A group of authors has sued the HathiTrust digital library and five US universities over what it calls the unauthorised scans of seven million books.
The collective of authors groups representing writers from around the world – including writers from Australia, Britain and Canada – claims the Google-provided files put the libraries and universities in breach of copyright.
The books in question are considered by the universities and Google as “orphan” works, where the writer can't be found, but publishers and authors contest whether the original IP owner was actually hard to track down, and accused the universities of snatching the content.
“This is an upsetting and outrageous attempt to dismiss authors’ rights,” said Angelo Loukakis, executive director of the Australian Society of Authors.
“Maybe it doesn’t seem like it to some, but writing books is an author’s real-life work and livelihood. This group of American universities has no authority to decide whether, when or how authors forfeit their copyright protection. These aren’t orphaned books, they’re abducted books.”
According to the lawsuit, the universities "obtained from Google unauthorised scans of an estimated seven million copyright-protected books, the rights to which are held by authors in dozens of countries".
The universities have pooled their resources and set up the HathiTrust library to make the books available to students, but the authors believe the interpretation of orphaned works needs challenging.

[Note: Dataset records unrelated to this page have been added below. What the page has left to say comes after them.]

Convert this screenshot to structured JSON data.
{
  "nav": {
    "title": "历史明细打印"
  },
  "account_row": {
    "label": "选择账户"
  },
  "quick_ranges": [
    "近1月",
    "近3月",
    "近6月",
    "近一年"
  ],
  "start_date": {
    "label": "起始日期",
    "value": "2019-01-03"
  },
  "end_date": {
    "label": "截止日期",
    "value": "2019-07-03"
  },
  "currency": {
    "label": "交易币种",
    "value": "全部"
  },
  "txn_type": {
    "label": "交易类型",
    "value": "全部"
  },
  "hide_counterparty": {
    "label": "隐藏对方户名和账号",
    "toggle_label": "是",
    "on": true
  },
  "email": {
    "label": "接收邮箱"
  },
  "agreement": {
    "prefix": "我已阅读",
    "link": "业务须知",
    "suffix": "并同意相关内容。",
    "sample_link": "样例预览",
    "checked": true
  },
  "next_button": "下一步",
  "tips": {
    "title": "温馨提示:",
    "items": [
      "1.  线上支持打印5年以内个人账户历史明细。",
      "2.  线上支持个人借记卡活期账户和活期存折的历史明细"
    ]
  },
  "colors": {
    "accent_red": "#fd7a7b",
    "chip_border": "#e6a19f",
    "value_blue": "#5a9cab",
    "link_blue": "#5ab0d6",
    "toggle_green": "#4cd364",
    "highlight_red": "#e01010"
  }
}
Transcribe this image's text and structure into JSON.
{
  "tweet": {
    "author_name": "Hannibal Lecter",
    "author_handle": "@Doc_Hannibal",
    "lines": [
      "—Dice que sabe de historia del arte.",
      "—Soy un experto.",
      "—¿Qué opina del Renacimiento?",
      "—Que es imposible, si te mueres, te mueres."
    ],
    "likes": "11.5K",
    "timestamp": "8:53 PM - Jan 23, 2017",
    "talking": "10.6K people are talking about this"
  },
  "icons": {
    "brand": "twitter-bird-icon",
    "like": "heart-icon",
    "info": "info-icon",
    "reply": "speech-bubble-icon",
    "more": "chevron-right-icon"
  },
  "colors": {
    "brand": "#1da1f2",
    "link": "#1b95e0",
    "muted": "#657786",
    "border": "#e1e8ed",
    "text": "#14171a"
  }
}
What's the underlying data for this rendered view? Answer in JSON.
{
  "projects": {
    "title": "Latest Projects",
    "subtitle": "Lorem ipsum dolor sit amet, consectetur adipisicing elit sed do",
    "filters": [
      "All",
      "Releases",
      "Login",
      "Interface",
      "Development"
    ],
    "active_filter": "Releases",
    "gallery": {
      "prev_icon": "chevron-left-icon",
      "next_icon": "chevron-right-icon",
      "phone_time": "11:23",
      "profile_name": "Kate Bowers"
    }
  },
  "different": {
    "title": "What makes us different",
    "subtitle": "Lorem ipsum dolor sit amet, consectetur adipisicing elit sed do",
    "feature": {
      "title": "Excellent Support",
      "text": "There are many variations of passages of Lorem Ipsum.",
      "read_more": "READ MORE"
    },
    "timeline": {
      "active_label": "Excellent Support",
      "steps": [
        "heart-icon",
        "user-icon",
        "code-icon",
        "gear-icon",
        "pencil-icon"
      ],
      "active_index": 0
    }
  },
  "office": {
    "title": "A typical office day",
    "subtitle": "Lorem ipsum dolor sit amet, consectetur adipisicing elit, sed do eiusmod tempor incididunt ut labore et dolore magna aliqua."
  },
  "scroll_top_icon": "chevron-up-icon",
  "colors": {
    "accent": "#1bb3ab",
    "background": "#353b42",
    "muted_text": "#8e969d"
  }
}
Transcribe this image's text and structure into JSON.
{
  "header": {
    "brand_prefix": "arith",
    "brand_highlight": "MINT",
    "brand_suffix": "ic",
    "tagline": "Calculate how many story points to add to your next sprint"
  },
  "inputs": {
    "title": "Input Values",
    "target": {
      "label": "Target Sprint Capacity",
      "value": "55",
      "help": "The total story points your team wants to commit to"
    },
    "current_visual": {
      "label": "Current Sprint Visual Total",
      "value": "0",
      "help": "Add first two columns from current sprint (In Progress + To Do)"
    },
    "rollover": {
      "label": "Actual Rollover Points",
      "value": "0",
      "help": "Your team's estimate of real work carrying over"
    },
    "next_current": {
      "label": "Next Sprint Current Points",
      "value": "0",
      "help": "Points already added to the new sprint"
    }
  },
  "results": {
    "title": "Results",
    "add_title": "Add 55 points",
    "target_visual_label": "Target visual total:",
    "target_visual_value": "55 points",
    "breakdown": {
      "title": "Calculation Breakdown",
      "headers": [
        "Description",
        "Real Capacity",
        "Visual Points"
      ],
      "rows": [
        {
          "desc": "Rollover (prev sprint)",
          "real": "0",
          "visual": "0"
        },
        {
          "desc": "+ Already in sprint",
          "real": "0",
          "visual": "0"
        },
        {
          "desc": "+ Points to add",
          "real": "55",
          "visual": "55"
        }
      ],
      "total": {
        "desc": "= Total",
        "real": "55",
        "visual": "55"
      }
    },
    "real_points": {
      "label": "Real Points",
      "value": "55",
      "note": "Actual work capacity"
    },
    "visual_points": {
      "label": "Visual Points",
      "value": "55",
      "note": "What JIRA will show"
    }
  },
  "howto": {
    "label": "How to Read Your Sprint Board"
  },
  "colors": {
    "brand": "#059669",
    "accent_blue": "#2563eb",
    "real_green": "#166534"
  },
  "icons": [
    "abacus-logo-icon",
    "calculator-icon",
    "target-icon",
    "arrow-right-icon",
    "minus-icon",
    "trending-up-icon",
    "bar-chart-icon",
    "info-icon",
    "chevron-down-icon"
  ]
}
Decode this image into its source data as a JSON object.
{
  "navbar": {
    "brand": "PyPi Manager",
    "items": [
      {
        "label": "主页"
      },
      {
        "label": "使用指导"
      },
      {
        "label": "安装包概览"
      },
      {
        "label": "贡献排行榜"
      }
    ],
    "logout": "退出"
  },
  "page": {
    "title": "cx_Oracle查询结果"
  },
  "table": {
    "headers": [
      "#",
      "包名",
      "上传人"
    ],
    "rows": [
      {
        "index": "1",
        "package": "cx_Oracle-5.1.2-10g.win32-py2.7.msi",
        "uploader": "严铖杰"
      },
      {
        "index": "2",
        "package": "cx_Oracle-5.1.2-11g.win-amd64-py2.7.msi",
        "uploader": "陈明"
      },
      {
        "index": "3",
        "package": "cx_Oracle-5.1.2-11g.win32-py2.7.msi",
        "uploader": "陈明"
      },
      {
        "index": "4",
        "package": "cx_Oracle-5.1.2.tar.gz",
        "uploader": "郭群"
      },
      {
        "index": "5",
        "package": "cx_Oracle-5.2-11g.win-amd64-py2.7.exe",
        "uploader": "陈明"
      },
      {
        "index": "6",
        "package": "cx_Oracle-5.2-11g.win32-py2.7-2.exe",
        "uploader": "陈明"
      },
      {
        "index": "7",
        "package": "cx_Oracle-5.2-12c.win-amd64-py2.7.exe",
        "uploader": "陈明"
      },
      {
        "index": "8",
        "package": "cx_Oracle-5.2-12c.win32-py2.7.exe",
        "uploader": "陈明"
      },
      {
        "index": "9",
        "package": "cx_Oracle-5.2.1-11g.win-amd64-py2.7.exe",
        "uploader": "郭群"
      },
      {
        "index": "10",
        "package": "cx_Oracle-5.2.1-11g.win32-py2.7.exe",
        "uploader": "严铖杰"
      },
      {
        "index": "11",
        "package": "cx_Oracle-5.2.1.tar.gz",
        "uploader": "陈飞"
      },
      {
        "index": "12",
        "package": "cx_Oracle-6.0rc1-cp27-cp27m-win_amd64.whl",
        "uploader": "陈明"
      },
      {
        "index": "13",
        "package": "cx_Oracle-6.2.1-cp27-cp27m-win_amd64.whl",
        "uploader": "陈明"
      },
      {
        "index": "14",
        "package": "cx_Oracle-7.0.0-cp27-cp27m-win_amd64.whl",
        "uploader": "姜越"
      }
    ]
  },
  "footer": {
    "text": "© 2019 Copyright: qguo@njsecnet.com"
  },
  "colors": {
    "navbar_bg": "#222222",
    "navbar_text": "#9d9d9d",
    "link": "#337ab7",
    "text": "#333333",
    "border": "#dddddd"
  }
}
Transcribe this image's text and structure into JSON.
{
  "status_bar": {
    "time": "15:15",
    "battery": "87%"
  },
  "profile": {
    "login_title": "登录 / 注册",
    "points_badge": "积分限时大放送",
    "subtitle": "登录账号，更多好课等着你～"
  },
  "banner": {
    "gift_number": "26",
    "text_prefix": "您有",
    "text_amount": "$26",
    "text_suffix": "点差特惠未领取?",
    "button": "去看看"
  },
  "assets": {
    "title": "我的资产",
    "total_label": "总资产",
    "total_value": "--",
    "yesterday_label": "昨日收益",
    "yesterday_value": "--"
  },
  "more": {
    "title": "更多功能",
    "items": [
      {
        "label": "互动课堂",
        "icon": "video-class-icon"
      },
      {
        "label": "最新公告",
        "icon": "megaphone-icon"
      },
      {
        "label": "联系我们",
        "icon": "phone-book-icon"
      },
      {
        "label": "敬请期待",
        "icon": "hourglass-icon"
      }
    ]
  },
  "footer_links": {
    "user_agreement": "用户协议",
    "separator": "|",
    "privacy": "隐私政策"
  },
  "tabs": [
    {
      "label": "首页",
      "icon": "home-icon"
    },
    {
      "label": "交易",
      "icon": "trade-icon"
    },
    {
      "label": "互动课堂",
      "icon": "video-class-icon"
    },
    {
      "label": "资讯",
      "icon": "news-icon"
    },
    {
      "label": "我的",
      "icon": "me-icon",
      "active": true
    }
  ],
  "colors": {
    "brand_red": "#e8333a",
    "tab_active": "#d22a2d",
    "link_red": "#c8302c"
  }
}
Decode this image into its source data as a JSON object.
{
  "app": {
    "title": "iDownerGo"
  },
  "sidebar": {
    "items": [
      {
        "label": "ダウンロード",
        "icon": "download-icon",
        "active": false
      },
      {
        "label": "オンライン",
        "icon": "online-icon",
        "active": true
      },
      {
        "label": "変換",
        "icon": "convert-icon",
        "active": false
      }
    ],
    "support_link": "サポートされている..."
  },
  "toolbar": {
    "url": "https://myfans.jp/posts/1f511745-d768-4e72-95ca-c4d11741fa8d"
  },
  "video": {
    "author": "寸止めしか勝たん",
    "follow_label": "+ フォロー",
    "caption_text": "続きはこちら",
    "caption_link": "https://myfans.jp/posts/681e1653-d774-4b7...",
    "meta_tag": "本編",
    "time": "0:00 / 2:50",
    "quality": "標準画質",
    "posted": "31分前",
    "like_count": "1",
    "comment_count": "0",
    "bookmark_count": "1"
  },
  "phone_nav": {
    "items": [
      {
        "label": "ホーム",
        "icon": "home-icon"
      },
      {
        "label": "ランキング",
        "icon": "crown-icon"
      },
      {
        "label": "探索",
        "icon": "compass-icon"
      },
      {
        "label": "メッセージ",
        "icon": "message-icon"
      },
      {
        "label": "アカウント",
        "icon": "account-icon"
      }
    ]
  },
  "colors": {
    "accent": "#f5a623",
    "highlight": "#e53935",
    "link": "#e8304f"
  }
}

While older titles are fair game to be digitised once they have passed out of copyright, the Authors Guild claimed the books scanned in by Google and waiting to be released by the universities include new works, too.
“The universities have, without permission, digitised and loaded onto HathiTrust’s online servers thousands of editions, in various translations,” the complaint said.
“Works from nearly every nation have been digitised. HathiTrust’s databases house more than 65,000 works published in the year 2001, for example.”
The law suit takes aim at the HathiTrust, the University of Michigan, the University of California, the University of Wisconsin, Indiana University, and Cornell University.